At least eight dead in Italian cable car crash
At least eight people have died and two are seriously injured after a cable car connecting Lake Maggiore in Italy to a nearby mountain fell on Sunday, the National Alpine Rescue Service said. The Stresa-Mottarone cable car takes tourists and locals alike from the famous town of Stresa on Lake Maggiore at almost 1,400 meters above sea level to the top of Mottarone Mountain in 20 minutes.
Cold weather in China kills 21 ultramarathons, sparks outrage
Twenty-one people were killed when extremely cold weather struck during an ultramarathon in rugged Gansu Province, northwest China, sparking public outrage on Sunday over the lack of planning for emergency. The 100 km (62 mile) race started on Saturday in a scenic area on a bend in the Yellow River, known for its sheer cliffs and rocky columns. The route would take runners through canyons and hills on a barren plateau at an elevation of over 1,000 meters (3,300 feet).

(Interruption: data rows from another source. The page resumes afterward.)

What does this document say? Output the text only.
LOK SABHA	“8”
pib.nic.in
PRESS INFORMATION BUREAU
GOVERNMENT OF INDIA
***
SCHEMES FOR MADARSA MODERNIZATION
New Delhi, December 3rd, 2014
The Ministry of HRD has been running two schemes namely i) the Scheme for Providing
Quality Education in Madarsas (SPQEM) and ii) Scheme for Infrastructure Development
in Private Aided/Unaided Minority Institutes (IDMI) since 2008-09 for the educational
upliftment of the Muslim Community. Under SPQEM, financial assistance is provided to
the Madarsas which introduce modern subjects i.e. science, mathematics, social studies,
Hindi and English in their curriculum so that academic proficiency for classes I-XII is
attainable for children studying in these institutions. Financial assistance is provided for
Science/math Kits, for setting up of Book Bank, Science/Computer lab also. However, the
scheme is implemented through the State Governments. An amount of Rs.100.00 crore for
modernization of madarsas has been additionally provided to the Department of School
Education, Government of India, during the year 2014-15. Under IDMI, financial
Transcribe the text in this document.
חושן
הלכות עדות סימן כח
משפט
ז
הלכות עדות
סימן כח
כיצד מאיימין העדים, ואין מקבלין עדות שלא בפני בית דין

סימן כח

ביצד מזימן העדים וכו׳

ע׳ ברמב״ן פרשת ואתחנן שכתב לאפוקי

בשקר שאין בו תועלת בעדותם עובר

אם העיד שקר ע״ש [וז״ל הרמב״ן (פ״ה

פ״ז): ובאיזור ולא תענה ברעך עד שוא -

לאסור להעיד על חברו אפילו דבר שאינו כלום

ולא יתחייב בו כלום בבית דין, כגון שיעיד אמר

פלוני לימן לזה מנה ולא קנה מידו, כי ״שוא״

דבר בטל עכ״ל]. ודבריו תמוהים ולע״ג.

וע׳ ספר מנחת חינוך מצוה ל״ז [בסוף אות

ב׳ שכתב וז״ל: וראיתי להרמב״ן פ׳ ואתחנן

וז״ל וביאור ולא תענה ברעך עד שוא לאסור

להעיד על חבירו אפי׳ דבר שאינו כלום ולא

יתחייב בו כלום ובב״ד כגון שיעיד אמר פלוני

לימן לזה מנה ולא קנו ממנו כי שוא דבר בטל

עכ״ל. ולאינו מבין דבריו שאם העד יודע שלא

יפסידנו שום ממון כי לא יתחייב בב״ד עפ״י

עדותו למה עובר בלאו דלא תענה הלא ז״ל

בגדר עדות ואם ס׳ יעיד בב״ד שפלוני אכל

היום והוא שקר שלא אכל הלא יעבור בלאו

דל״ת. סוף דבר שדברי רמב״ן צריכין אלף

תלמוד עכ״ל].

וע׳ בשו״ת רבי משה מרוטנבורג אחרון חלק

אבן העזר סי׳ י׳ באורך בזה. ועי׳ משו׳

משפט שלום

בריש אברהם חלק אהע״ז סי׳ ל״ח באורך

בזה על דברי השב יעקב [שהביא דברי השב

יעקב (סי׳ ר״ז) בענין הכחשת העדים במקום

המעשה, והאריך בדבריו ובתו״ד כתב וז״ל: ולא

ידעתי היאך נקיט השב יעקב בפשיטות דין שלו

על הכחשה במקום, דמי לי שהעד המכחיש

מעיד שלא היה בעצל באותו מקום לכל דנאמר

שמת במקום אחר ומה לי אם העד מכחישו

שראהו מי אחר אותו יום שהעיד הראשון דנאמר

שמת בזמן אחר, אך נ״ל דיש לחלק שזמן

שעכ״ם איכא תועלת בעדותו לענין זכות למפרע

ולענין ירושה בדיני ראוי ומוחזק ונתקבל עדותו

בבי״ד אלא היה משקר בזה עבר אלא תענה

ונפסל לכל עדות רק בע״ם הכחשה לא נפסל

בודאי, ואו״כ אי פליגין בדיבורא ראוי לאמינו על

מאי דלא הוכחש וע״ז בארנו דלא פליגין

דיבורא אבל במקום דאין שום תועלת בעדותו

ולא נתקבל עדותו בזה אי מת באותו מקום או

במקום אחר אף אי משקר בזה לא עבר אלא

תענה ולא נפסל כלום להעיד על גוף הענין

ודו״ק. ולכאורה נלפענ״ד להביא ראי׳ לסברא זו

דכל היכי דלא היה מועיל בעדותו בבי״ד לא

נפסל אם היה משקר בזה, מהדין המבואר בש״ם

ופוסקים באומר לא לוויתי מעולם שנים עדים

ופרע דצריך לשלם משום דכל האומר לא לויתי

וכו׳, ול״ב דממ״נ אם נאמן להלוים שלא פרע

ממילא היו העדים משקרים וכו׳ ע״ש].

Analysis – Bloody election campaign in Mexico reveals chronic security concerns
Abel Murrieta was handing out campaign flyers on the streets this month when a gunman shot him in broad daylight at close range, making him the last candidate to be murdered in one of the bloodiest election campaigns in the world. recent history of Mexico. Candidate for mayor in the midterm elections on June 6, Murrieta died in Ciudad Obregon, a town in the northern state of Sonora named after former Mexican President Alvaro Obregon, himself shot dead in 1928 before be able to start a second term.
Gaza truce holds as Israel admits Jewish visitors to flashpoint site
The Israel-Hamas ceasefire continued on Sunday, as Israeli police admitted Jewish visitors to a disputed sacred location in Jerusalem where previous clashes with Palestinian protesters helped spark cross-border fighting in Gaza. Police did not report any unusual incidents inside the compound of al-Aqsa Mosque – one of Islam’s holiest sites – as Israeli social media accounts showed a few dozen Jews in religious attire standing by. walking on the site under surveillance.
Israel’s challenge in Gaza: preventing metal tubes from turning into rockets
The Israel-Hamas conflict that ended in a ceasefire on Friday showed the Palestinian group’s ability to build an arsenal of homemade rockets largely with civilian materiel and Iranian expertise, analysts and experts said. responsible, a feat he can probably replicate. The low cost of these weapons and the need to rebuild Gaza leaves Israel and the international community with a dilemma of how to meet the basic needs of Gazans while preventing ordinary items such as pipes, sugar and concrete from being used for military purposes.
Madrid says Western Sahara independence leader must respond to legal case in Spain
A Western Sahara independence leader at the center of a diplomatic dispute between Rabat and Madrid must face legal action in Spain before leaving the country, Spain said on Sunday. Spain’s Foreign Minister Arancha Gonzalez Laya said last month that Polisario Front leader Brahim Ghali had arrived in Spain from Algeria for medical treatment.